Canon’s very happy with all the people clamoring to buy their cameras for filmmaking despite not necessarily knowing what words like “rolling shutter” and “aperture” mean. Their latest DSLR is perhaps more explicitly geared towards filmmakers than any camera it’s made before.
The Canon EOS 80D follows in the footsteps of the very affordable and very excellent 60D and 70D DSLRs. (And yes, these have mirrors in them—Canon has yet to go all-in on mirrorless shooters.) It’s a crop-sensor camera, which means it shoots less of what is in front of it—it also means it’s a helluva lot cheaper than the professional “full-frame” models like the Canon 5D series. To be precise, it’s a 24.2 megapixel APS-C sensor, for those of you keeping count.
The biggest improvement on this camera is the much improved autofocus system. Utilizing the dual pixel sensor first introduced in the 70D, the 80D manages to squeeze in 45 autofocus points. The 70D, by comparison, has a respectable 19 points of focus.
The camera also adds another critical detail that’s important for filmmaking: a Headphone jack, so you can monitor the audio that’s being recorded by either built-in or external microphones.
Overall, this is a solid camera, especially if you’re in the market for a midrange shooter with some powerful filmmaking powers. That said, Canon’s hardly reinventing the wheel here. The 80D is merely a solid improvement on an already solid camera. There’s no word on price but the 70D launched at $1099 and the comparable Nikon D5500 launched at $849.

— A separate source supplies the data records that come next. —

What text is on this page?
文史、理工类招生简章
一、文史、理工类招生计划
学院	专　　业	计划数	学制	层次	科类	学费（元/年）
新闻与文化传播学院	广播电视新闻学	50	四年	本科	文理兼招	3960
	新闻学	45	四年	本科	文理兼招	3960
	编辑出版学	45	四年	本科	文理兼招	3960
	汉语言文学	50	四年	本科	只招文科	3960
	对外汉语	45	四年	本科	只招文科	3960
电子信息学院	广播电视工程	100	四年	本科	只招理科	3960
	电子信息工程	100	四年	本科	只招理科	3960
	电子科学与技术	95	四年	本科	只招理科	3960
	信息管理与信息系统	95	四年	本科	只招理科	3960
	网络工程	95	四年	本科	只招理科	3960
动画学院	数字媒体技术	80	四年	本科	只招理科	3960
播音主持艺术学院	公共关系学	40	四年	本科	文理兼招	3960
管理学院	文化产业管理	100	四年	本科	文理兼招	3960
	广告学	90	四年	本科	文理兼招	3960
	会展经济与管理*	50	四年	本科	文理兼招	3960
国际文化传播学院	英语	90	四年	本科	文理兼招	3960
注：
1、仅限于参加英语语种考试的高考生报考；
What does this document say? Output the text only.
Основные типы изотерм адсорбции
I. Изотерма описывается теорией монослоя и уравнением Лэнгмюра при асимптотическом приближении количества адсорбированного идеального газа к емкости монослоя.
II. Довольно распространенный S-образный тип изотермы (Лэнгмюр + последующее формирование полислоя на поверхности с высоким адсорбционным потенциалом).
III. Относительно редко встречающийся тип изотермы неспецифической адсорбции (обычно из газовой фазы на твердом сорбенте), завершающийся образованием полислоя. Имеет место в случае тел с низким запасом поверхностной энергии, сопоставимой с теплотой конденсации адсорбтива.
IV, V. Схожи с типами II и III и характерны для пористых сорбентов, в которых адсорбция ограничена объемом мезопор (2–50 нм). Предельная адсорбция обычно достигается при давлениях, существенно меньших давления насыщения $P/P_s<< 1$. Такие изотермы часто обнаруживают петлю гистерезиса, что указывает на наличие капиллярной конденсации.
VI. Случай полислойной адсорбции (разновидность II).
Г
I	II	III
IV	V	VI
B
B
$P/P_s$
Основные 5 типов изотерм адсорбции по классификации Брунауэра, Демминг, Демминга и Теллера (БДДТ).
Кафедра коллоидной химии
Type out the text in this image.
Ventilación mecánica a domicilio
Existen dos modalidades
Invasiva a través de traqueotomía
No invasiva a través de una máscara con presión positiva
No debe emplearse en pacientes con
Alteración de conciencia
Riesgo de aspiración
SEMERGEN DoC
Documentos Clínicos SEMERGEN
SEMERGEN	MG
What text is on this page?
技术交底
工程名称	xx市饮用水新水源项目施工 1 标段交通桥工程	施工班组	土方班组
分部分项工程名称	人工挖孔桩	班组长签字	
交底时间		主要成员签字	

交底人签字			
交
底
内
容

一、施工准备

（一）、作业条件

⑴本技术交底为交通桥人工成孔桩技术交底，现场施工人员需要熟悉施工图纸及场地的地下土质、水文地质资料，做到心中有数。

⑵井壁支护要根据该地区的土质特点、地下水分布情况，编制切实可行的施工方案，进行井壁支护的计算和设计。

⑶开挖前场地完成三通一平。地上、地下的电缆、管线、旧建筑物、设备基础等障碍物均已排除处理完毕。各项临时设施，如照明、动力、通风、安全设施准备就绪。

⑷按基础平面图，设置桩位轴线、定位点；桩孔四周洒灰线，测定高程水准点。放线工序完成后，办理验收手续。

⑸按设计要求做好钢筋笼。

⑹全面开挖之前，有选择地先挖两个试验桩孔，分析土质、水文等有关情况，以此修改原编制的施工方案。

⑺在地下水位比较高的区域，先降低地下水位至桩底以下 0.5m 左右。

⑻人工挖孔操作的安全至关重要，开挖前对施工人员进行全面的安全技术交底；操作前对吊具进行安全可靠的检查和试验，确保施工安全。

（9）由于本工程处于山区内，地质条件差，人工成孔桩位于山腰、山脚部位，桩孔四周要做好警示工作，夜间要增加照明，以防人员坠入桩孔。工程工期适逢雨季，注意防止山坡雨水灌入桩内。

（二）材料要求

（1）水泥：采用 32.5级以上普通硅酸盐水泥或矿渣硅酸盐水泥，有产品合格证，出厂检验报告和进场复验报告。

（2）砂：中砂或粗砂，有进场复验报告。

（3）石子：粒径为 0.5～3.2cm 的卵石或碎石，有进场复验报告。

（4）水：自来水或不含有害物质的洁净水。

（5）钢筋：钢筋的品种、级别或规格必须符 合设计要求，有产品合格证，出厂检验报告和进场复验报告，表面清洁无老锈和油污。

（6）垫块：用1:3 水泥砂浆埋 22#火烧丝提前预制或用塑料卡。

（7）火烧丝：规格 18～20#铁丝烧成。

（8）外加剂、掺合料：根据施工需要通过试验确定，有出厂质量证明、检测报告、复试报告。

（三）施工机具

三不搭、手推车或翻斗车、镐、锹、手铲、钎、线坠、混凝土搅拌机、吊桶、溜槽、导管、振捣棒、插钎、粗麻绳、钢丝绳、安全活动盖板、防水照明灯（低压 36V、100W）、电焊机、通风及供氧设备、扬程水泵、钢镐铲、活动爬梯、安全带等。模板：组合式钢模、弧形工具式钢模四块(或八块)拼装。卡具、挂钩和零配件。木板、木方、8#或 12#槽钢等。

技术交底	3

While we’re on the topic of things that are solid but unremarkable, let’s turn our attention briefly to the Canon G7 x Mark II that ships in May for $700. We dug the hell out of the Mark I back in 2014 and, barring some awful and unforeseen issue with its improved face tracking we’ll probably like the G7x Mark II too.
Which is why we’re pleasantly distracted by the accessories Canon announced. Besides a new kit lens (18-135 f/3.5-5.6 USM), which will be great for people who don’t know anything about lenses, Canon also announced its own shotgun mic (DM-E1) for $249 and Power Zoom Adapter (PZ-E1) for $119.99. Both accessories are worthless for budding wedding photographers, but super budget friendly accoutrements a filmmaker might enjoy.
Those same filmmakers could go spend more money: they could get a proper audio set up and hire someone to pull focus for them. Or they could spend $369 and be “good enough.” Canon’s banking on that and there are rumors that this is just the first volley in a new war for filmmakers’ money. Get your wallet ready.